There's a lack of conclusive data on ADC start-up financing. However, the 2010 MetLife national ADC study reveals that general purpose and program support grants make up only 8 percent of the total revenue for the average ADC. As such, it's highly unlikely that grants alone will finance your ADC start up. It's best to regard grants as one component of your larger start-up financing strategy.

IRS Grant Restrictions

Obtaining public or private-sector grant funding for an ADC is quite challenging unless your ADC is organized as an Internal Revenue Service tax-exempt 501(c)(3) non-profit organization. Make sure your ADC status complies with the funding requirements of grant-making organizations on your targeted list before filling out grant application forms.

Public-Sector Grants

Federal and state agencies are the primary funders of grants to ADCs, with most of the funds originating from the federal government.

The U.S. Department of Housing and Urban Development Community Development Block Grant program funds a variety senior-care services typical of those provided by ADCs. HUD awards lump-sum block grants to state and local community development agencies. These agencies award smaller “competitive grants” to local community-based organizations based on local funding priorities. Inquire with the state or local community development or community affairs agency in your area to learn if CBBG funds are available for your ADC.

The U.S. Department of Human Services, Administration on Aging, Supportive Services and Senior Centers Program funds programs that extend the time seniors can remain in their homes. The AOA Senior Centers Program includes funding for ADCs that provide transportation, meals, community education, health and health-screening programs, and exercise programs. Check with your local health and human services agency for more information about Senior Center grants in your community.

The U.S. Department of Agriculture, Food and Nutrition Service, Child and Adult Care Food Program can help reduce the cost of your food service operation. Specifically, CACFP will partially reimburse your ADC for serving nourishing meals to seniors 60 and older who are physically or mentally impaired.

The Veterans Administration's Adult Day Health Care program awards grants to states. These funds allow the states to pay ADCs half the per diem day care cost for disabled veterans, up to a specific maximum that changes periodically.

Private Foundation Grants

According to Key Facts on U.S. Foundations by the Foundation Center, over 86,000 private foundations distributed $52 billion in 2012. Narrow your search by focusing on foundations that support programs for the elderly, and specifically for the elderly with physical or mental disabilities.

Many foundations with a strong focus on aging do not award general purpose grants to ADCs. For example, the Robert Wood Johnson Foundation focuses on aging policy issues, education, training, analysis and demonstration project grants.

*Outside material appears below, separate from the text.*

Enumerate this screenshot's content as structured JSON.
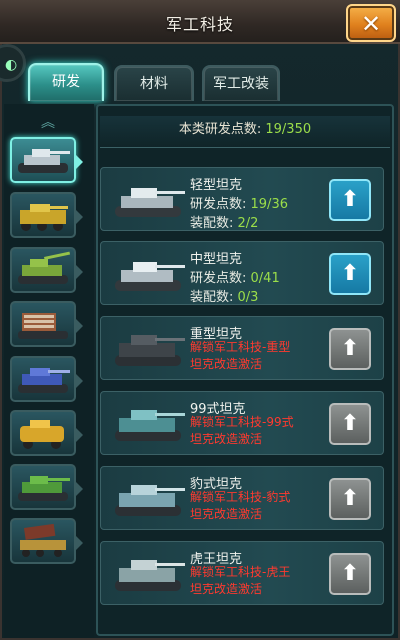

However, the membership roster of Grantmakers In Aging, a membership organization of private foundations, lists and links numerous foundations that do award general purpose grants to ADCs. Many of the foundations have a local focus; while others have a national focus.

Social Enterprises

Because of IRS 501(c)(3) proscriptions against awarding grants to for-profit entities, a small, but growing number of foundations work around this barrier by making program-related investments to for-profit social enterprises. Foundations are allowed to make IRS-qualified PRIs to social enterprises either as low-interest loans or as direct investments.

Social enterprises share two defining characteristics. They are committed to a social purpose and they rely on earned income to achieve that purpose, rather than donations and grants. ADCs generally qualify as social enterprises.